To prepare for a six-hour hike, for instance, Foster recommends consecutively increasing the mileage or duration prior to the trip. The first hike might be one hour, a second the following week would be two hours and so on. Even getting to 50  of the load—three hours, in this case—would provide an excellent foundation.

Enjoying the benefits
While exercise performed over the course of an active vacation may temporarily boost fitness, the effects are minimal compared to the benefits of regular and long-term exercise.

For example, a sedentary person who becomes a jogger, Foster explains, will improve his or her oxygen uptake by 20 percent over six months. But this metric is slow to change and won't shift after four days of hard exertion alone.
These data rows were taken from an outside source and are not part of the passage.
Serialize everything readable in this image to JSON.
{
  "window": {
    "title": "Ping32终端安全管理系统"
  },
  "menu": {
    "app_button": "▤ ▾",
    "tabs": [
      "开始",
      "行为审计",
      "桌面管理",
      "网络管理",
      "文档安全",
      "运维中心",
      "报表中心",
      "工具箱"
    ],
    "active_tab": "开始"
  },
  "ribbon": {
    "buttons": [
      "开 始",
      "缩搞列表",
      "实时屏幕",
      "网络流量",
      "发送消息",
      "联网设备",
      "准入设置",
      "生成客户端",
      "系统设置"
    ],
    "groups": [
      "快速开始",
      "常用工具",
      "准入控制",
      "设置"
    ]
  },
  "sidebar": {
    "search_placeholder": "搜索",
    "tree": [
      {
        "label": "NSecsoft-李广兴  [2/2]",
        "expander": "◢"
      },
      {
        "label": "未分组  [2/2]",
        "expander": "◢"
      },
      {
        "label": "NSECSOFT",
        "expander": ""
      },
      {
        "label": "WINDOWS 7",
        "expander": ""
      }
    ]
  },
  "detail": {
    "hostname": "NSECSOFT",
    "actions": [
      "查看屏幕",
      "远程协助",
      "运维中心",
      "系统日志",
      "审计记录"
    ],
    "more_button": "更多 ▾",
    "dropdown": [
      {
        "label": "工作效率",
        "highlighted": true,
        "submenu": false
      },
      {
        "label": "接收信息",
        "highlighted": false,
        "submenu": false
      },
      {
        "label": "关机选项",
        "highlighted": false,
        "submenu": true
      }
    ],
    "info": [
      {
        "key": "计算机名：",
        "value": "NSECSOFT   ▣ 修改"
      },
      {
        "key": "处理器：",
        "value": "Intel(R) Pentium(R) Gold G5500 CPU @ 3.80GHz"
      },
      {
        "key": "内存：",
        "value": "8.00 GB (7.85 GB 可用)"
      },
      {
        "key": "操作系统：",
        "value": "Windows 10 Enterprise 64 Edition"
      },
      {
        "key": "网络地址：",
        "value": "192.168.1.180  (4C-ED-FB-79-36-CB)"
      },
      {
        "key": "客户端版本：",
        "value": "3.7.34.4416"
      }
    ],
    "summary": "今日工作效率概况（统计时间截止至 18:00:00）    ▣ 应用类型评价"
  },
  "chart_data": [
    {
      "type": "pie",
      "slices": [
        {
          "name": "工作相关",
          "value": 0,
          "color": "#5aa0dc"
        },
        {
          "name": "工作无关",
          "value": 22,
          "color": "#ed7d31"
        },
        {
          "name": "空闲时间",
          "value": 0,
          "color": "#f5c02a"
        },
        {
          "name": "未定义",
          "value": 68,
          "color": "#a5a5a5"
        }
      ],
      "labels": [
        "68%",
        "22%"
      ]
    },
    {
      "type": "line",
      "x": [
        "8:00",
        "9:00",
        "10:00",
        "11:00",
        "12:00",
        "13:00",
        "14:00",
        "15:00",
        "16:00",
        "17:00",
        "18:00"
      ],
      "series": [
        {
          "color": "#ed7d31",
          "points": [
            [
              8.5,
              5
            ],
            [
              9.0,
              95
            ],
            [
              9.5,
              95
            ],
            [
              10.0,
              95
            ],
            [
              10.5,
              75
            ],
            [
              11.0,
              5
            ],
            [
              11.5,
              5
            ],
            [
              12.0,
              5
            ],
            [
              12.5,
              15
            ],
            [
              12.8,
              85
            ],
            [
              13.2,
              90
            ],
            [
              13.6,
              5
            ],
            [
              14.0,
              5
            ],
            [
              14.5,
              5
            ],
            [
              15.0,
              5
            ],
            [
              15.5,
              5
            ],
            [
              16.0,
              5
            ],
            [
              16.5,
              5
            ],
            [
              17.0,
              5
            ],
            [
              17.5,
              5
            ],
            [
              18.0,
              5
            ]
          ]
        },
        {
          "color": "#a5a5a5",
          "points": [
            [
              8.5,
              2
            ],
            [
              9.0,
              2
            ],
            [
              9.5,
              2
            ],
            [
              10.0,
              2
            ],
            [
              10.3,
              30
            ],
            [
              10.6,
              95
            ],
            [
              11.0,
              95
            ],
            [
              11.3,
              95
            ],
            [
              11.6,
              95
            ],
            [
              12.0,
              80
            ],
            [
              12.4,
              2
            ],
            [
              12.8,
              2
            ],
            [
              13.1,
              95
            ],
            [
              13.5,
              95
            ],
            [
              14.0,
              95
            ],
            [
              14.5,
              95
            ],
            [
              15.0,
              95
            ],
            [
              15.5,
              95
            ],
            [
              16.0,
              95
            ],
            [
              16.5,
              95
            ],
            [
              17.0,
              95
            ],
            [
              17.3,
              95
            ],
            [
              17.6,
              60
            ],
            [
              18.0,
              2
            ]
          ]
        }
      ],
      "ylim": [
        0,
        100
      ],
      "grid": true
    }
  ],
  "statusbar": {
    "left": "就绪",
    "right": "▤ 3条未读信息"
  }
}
Trent Hargens, an associate coordinator of clinical exercise physiology at Ball State University, says the benefits of long-term exercise are well known. They include helping the body control blood pressure and blood sugar, which mitigates heart-disease risk factors.

In light of those invaluable benefits (and the pride that accompanies completing an arduous physical challenge), an active vacation can become an ideal way to spend your time off.

Though the participants who finished the Oregon cycling trip may have returned with sore legs, they also had success stories.

"For a lot of them," says Snodsmith, "their rides were personal bests."